The process will help expedite the production of fuel needed to turn on the Molten Chloride Reactor Experiment (MCRE), which will allow researchers to advance an unexplored class of reactors. 

Producing Usable Fuel 

In 2020, INL researchers began designing a fuel salt synthesis line, which is the process used to create molten chloride fuel salt. 

The team needed to make 18 kilograms of fuel salt at a time while converting 90% of uranium metal feedstock into uranium chloride fuel salt – an amount that had never been reached before. 

At first, the team was only able to convert up to 80% of uranium metal and produce 10 kilograms of fuel salt per batch. They hit a turning point last summer after developing a new step to improve uranium utilization, resulting in the conversion of 95% of uranium metal and the production of 18 kilograms of fuel salt. However, it took roughly 200 hours, which is not a sustainable production rate.  

The team brought in other experts from INL, Southern Company, and TerraPower to help design a series of experiments aimed at reducing the batch time. Now they can sustainably produce 18 kilograms of fuel salt in 8 hours and will soon have the time down to 5 hours. 

“After years of experimentation and revision, we finally found the right process to reach the perfect yield,” said INL MCRE Project Director Nick Smith. “It takes a special kind of perseverance to keep working the problem when there is no guarantee that you will find a solution.” 

MCRE is scheduled to run in the 2030s for approximately six months at INL in the Laboratory for Operation and Testing in the United States (LOTUS) test bed prior to being decommissioned.  
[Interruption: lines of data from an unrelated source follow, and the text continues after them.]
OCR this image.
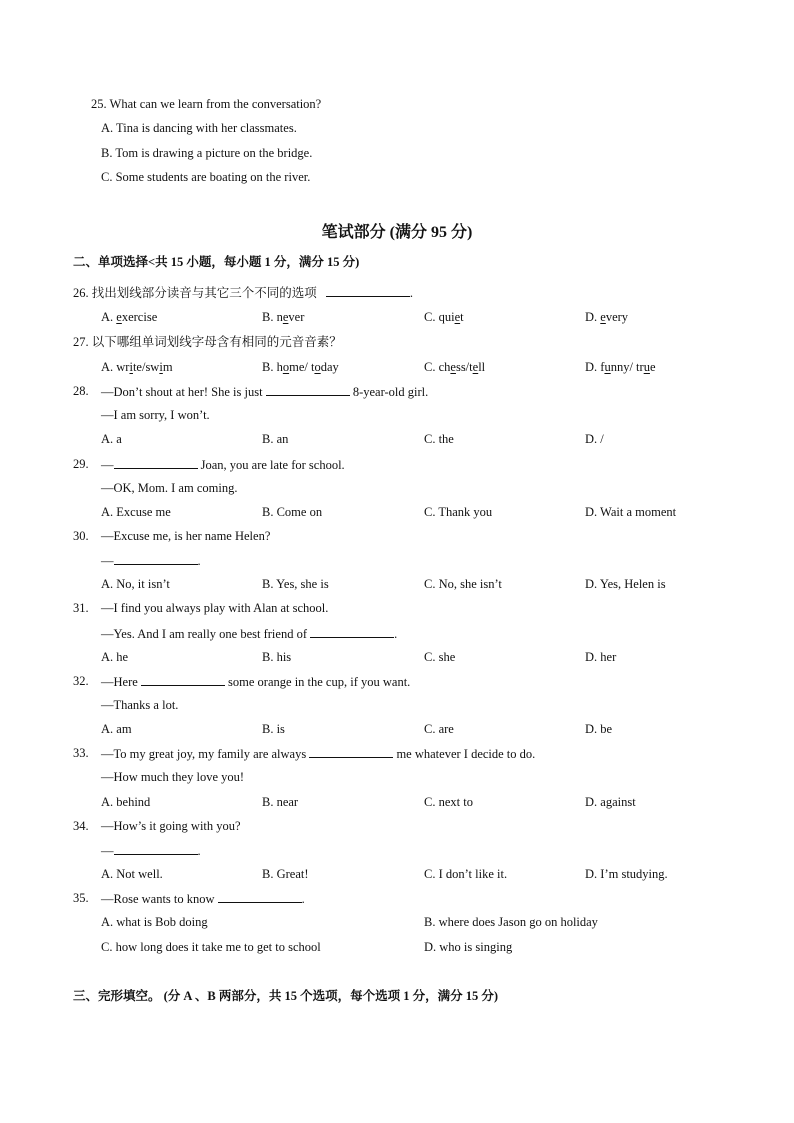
25. What can we learn from the conversation?
A. Tina is dancing with her classmates.
B. Tom is drawing a picture on the bridge.
C. Some students are boating on the river.
笔试部分 (满分 95 分)
二、单项选择<共 15 小题，每小题 1 分，满分 15 分)
26. 找出划线部分读音与其它三个不同的选项	.
A. exercise	B. never	C. quiet	D. every
27. 以下哪组单词划线字母含有相同的元音音素？
A. write/swim	B. home/ today	C. chess/tell	D. funny/ true
28. —Don’t shout at her! She is just	8-year-old girl.
—I am sorry, I won’t.
A. a	B. an	C. the	D. /
29. —	Joan, you are late for school.
—OK, Mom. I am coming.
A. Excuse me	B. Come on	C. Thank you	D. Wait a moment
30. —Excuse me, is her name Helen?
—	.
A. No, it isn’t	B. Yes, she is	C. No, she isn’t	D. Yes, Helen is
31. —I find you always play with Alan at school.
—Yes. And I am really one best friend of	.
A. he	B. his	C. she	D. her
32. —Here	some orange in the cup, if you want.
—Thanks a lot.
A. am	B. is	C. are	D. be
33. —To my great joy, my family are always	me whatever I decide to do.
—How much they love you!
A. behind	B. near	C. next to	D. against
34. —How’s it going with you?
—	.
A. Not well.	B. Great!	C. I don’t like it.	D. I’m studying.
35. —Rose wants to know	.
A. what is Bob doing	B. where does Jason go on holiday
C. how long does it take me to get to school	D. who is singing
三、完形填空。 (分 A 、B 两部分，共 15 个选项，每个选项 1 分，满分 15 分)
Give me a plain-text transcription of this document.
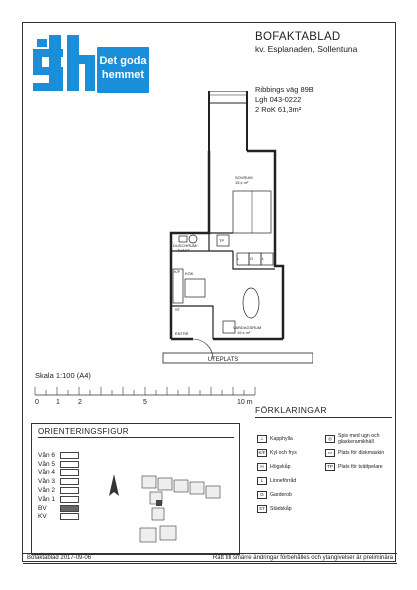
Det goda
hemmet
BOFAKTABLAD
kv. Esplanaden, Sollentuna
Ribbings väg 89B
Lgh 043-0222
2 RoK 61,3m²
SOVRUM
15,x m²
DUSCHRUM/
TVÄTT
KÖK
VARDAGSRUM
19,x m²
ENTRÉ
L	G L
TP
K/F
ST
UTEPLATS
Skala 1:100 (A4)
0 1	2	5	10 m
FÖRKLARINGAR
⊥	Kapphylla	◎	Spis med ugn och glaskeramikhäll
K/F Kyl och frys	▭	Plats för diskmaskin
H	Högskåp	TP Plats för tvättpelare
L	Linneförråd
G	Garderob
ST Städskåp
ORIENTERINGSFIGUR
Vån 6
Vån 5
Vån 4
Vån 3
Vån 2
Vån 1
BV
KV
Bofaktablad 2017-09-06	Rätt till smärre ändringar förbehålles och ytangivelser är preliminära
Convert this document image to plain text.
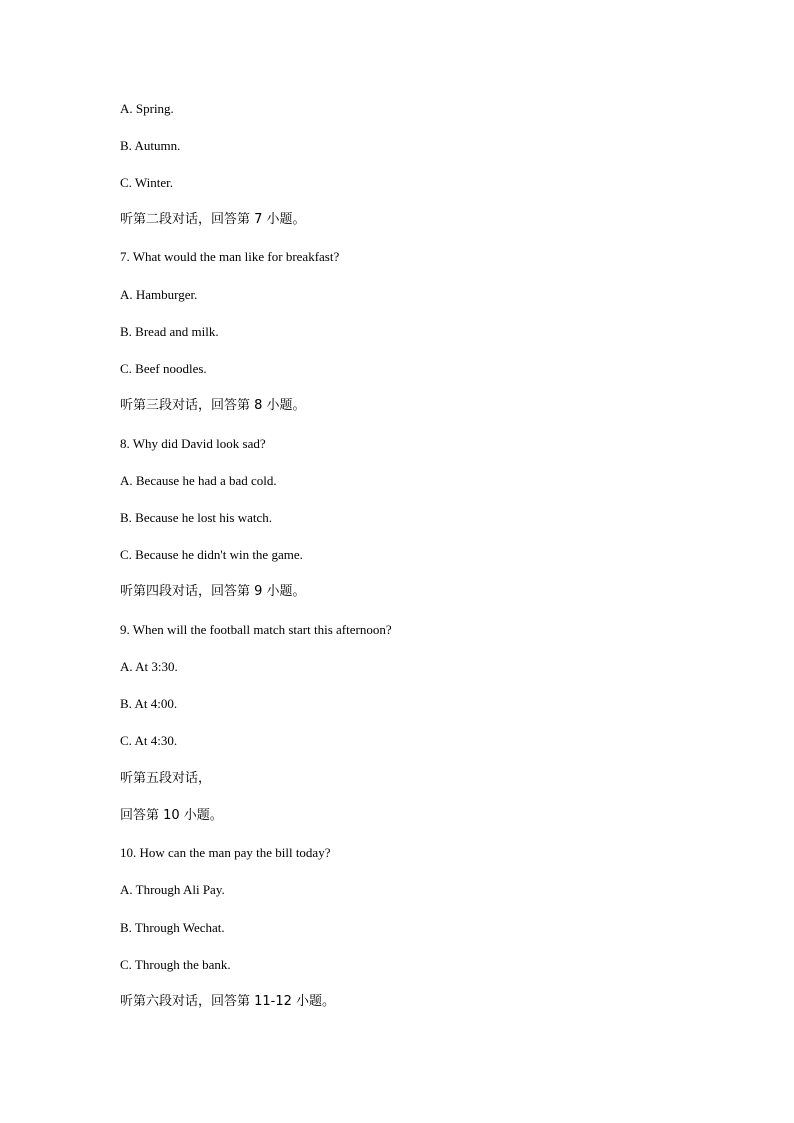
A. Spring.
B. Autumn.
C. Winter.
听第二段对话，回答第 7 小题。
7. What would the man like for breakfast?
A. Hamburger.
B. Bread and milk.
C. Beef noodles.
听第三段对话，回答第 8 小题。
8. Why did David look sad?
A. Because he had a bad cold.
B. Because he lost his watch.
C. Because he didn't win the game.
听第四段对话，回答第 9 小题。
9. When will the football match start this afternoon?
A. At 3:30.
B. At 4:00.
C. At 4:30.
听第五段对话，
回答第 10 小题。
10. How can the man pay the bill today?
A. Through Ali Pay.
B. Through Wechat.
C. Through the bank.
听第六段对话，回答第 11-12 小题。
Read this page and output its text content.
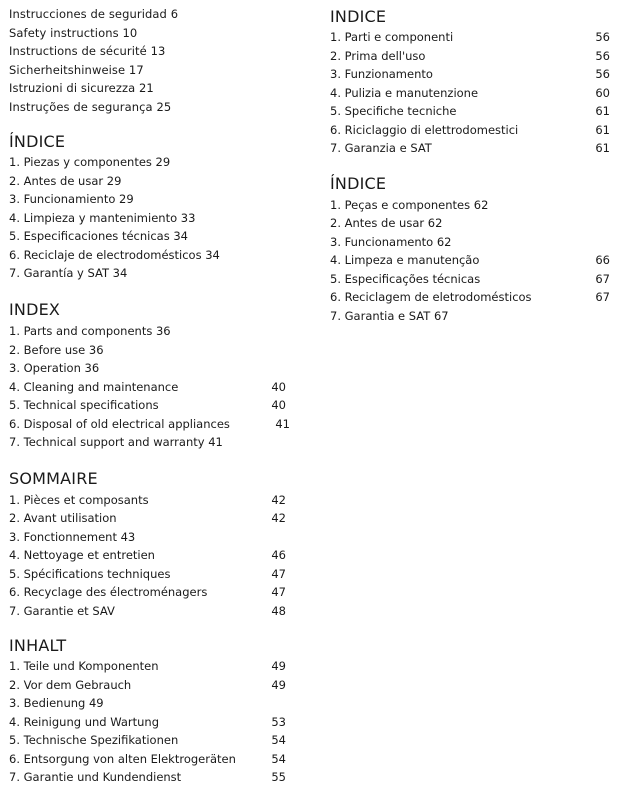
Instrucciones de seguridad 6
Safety instructions 10
Instructions de sécurité 13
Sicherheitshinweise 17
Istruzioni di sicurezza 21
Instruções de segurança 25
ÍNDICE
1. Piezas y componentes 29
2. Antes de usar 29
3. Funcionamiento 29
4. Limpieza y mantenimiento 33
5. Especificaciones técnicas 34
6. Reciclaje de electrodomésticos 34
7. Garantía y SAT 34
INDEX
1. Parts and components 36
2. Before use 36
3. Operation 36
4. Cleaning and maintenance	40
5. Technical specifications	40
6. Disposal of old electrical appliances	41
7. Technical support and warranty 41
SOMMAIRE
1. Pièces et composants	42
2. Avant utilisation	42
3. Fonctionnement 43
4. Nettoyage et entretien	46
5. Spécifications techniques	47
6. Recyclage des électroménagers	47
7. Garantie et SAV	48
INHALT
1. Teile und Komponenten	49
2. Vor dem Gebrauch	49
3. Bedienung 49
4. Reinigung und Wartung	53
5. Technische Spezifikationen	54
6. Entsorgung von alten Elektrogeräten	54
7. Garantie und Kundendienst	55
INDICE
1. Parti e componenti	56
2. Prima dell'uso	56
3. Funzionamento	56
4. Pulizia e manutenzione	60
5. Specifiche tecniche	61
6. Riciclaggio di elettrodomestici	61
7. Garanzia e SAT	61
ÍNDICE
1. Peças e componentes 62
2. Antes de usar 62
3. Funcionamento 62
4. Limpeza e manutenção	66
5. Especificações técnicas	67
6. Reciclagem de eletrodomésticos	67
7. Garantia e SAT 67
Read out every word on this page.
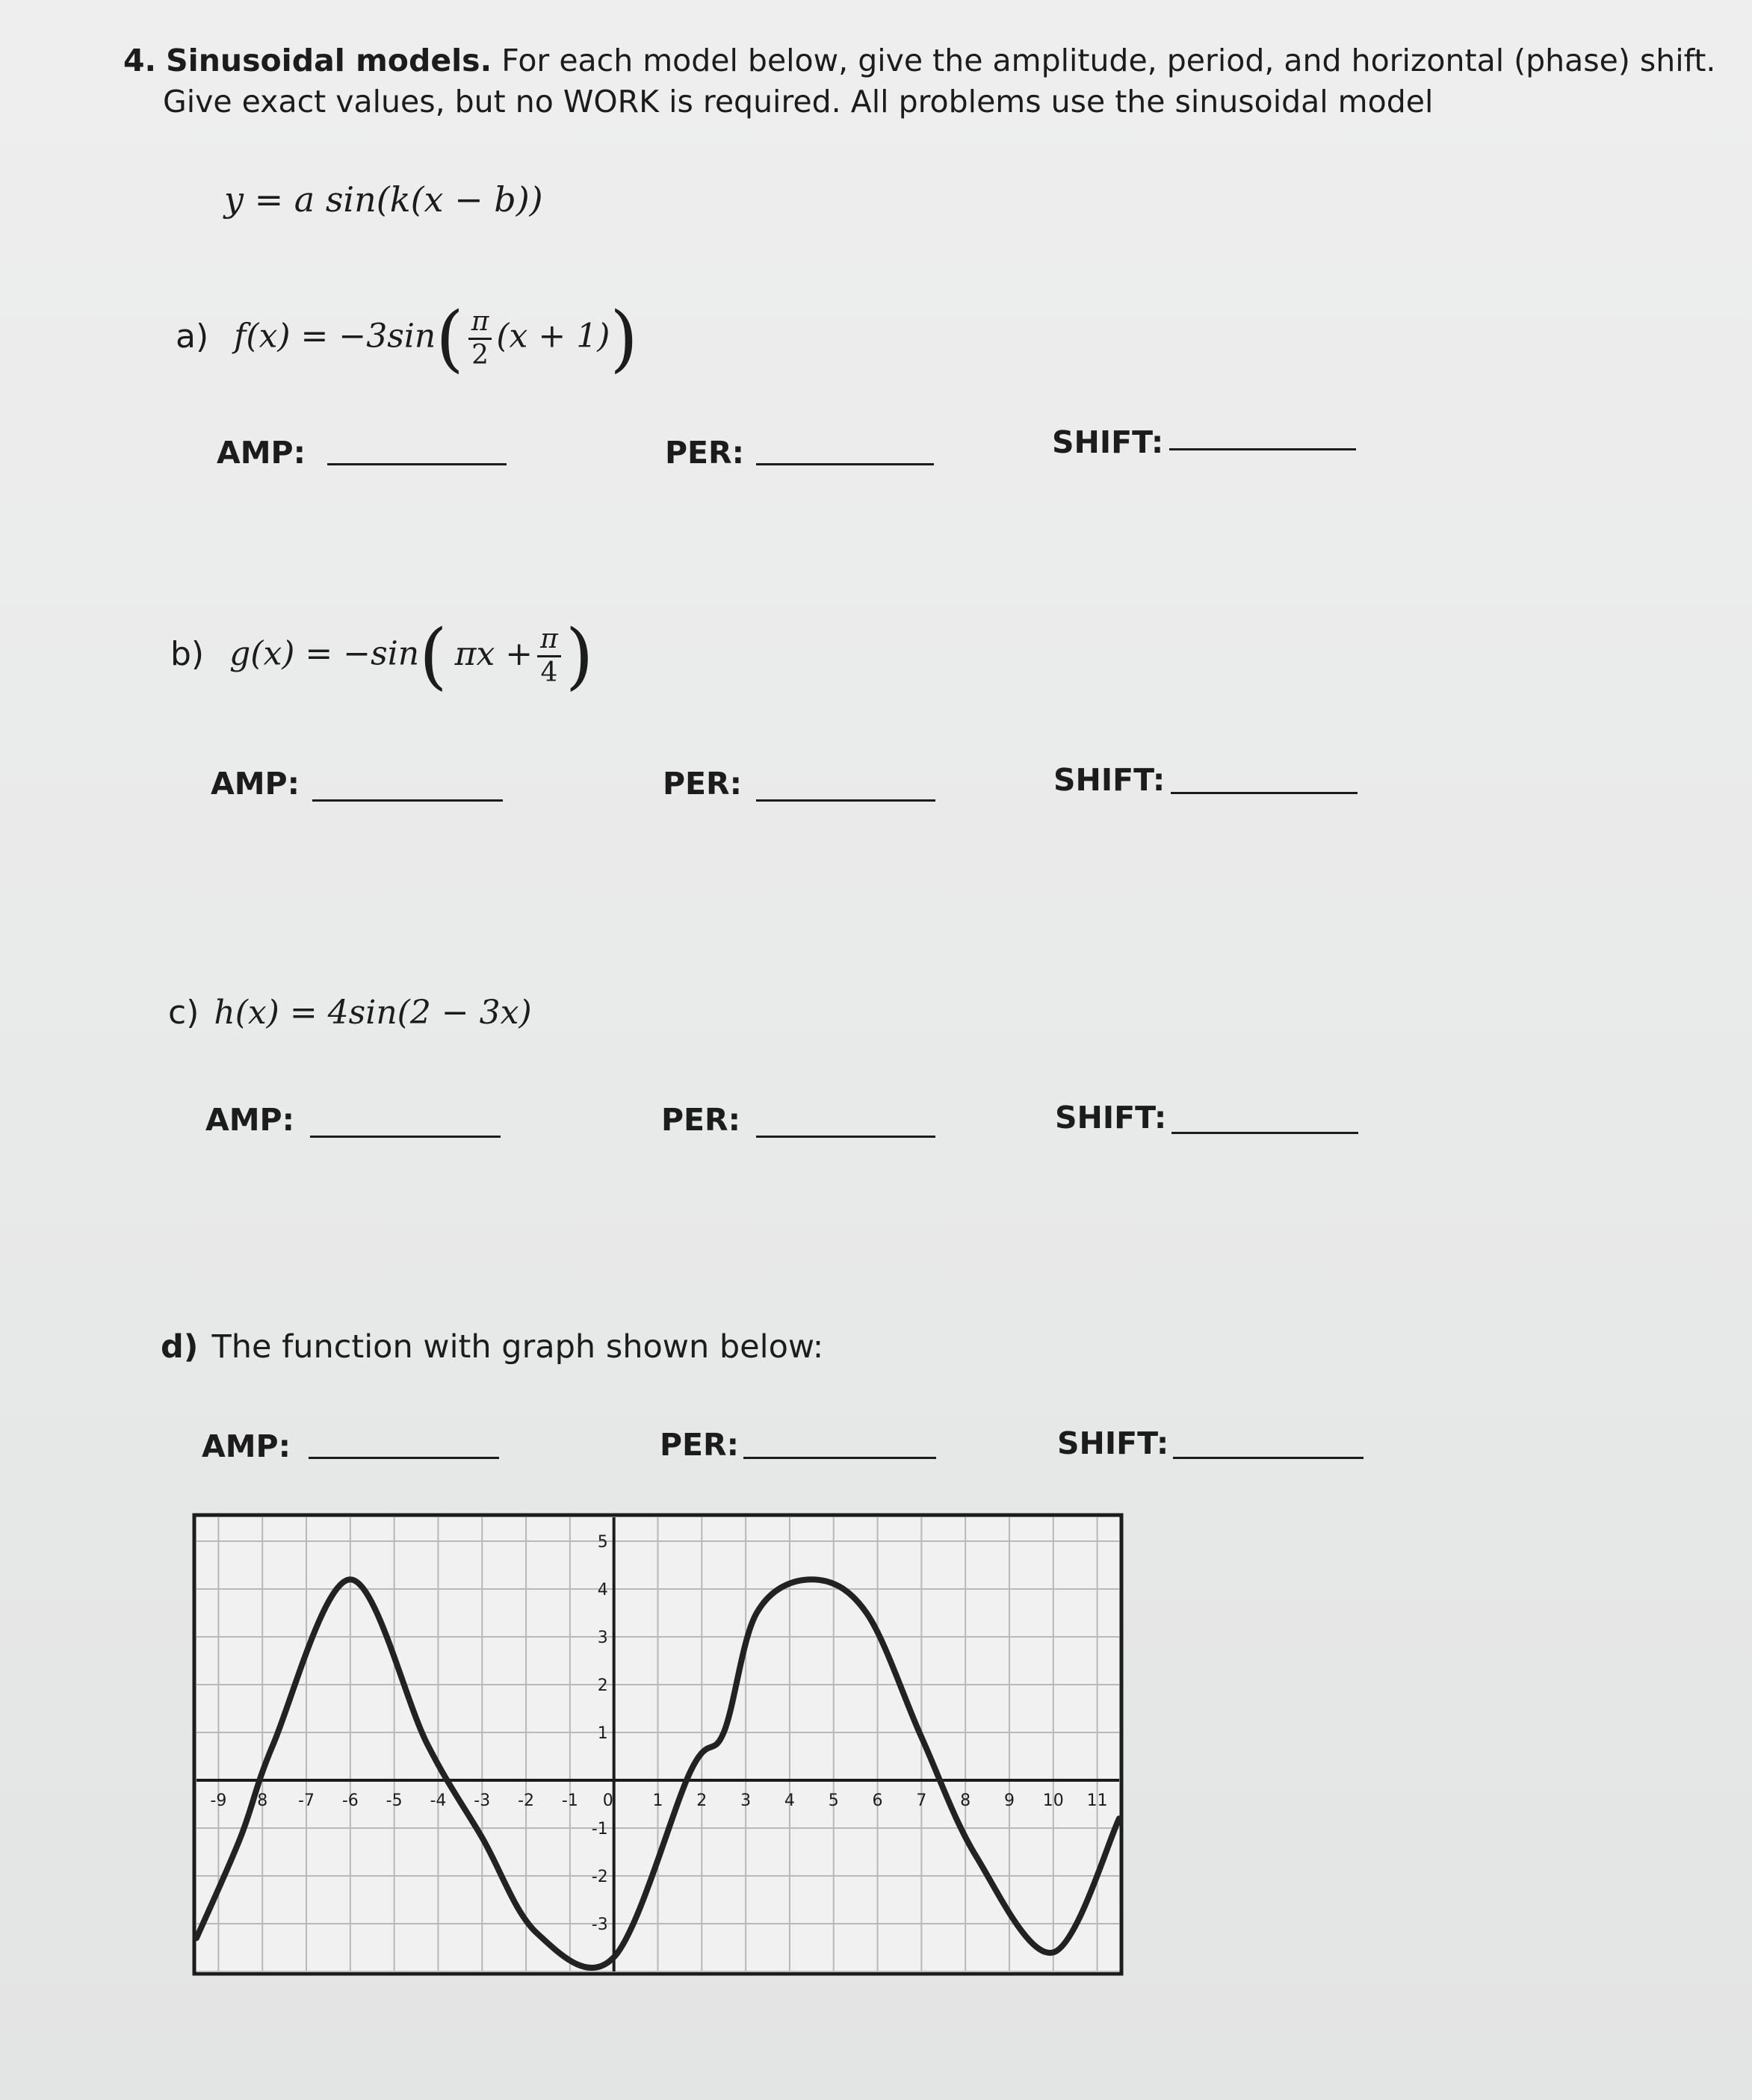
4. Sinusoidal models. For each model below, give the amplitude, period, and horizontal (phase) shift.
Give exact values, but no WORK is required. All problems use the sinusoidal model
y = a sin(k(x − b))
a) $f(x) = -3\sin( \frac{\pi}{2} (x + 1))$
AMP:	PER:	SHIFT:
b) g(x) = −sin( $\pi x + \frac{\pi}{4}$ )
AMP:	PER:	SHIFT:
c) h(x) = 4sin(2 − 3x)
AMP:	PER:	SHIFT:
d) The function with graph shown below:
AMP:	PER:	SHIFT:
-9 8 -7 -6 -5 -4 -3 -2 -1 0 1 2 3 4 5 6 7 8 9 10 11
5
4
3
2
1
-1
-2
-3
Results from MCRE will help inform the commercial deployment of TerraPower and Southern Company’s Molten Chloride Fast Reactor (MCFR) that could be deployed in the 2030s. 

The reactor experiment will also help demonstrate fuel handling techniques for liquid fuel and develop the supply chain for molten salt reactor components. 

The MCFR design uses liquid salt as the fuel and coolant, allowing for higher operating temperatures to produce heat or electricity more efficiently than today’s reactors.  

Scaling Up to Go Critical 

INL is currently installing the fuel salt synthesis line, which is on track to be completed this spring. A full-scale demonstration will then be held to produce 5 batches of highly enriched uranium fuel salt before the end of 2025.  

The lab will then ramp up fuel salt production to produce the remaining batches in 2026.  

MCRE will require a total of 72-75 batches of fuel salt to go critical, making it the largest fuel production effort at INL since the operations of Experimental Breeder Reactor-II more than 30 years ago.  

MCRE is one of several advanced reactor projects supported by the U.S. Department of Energy to unleash more affordable, reliable, and secure American energy in the United States.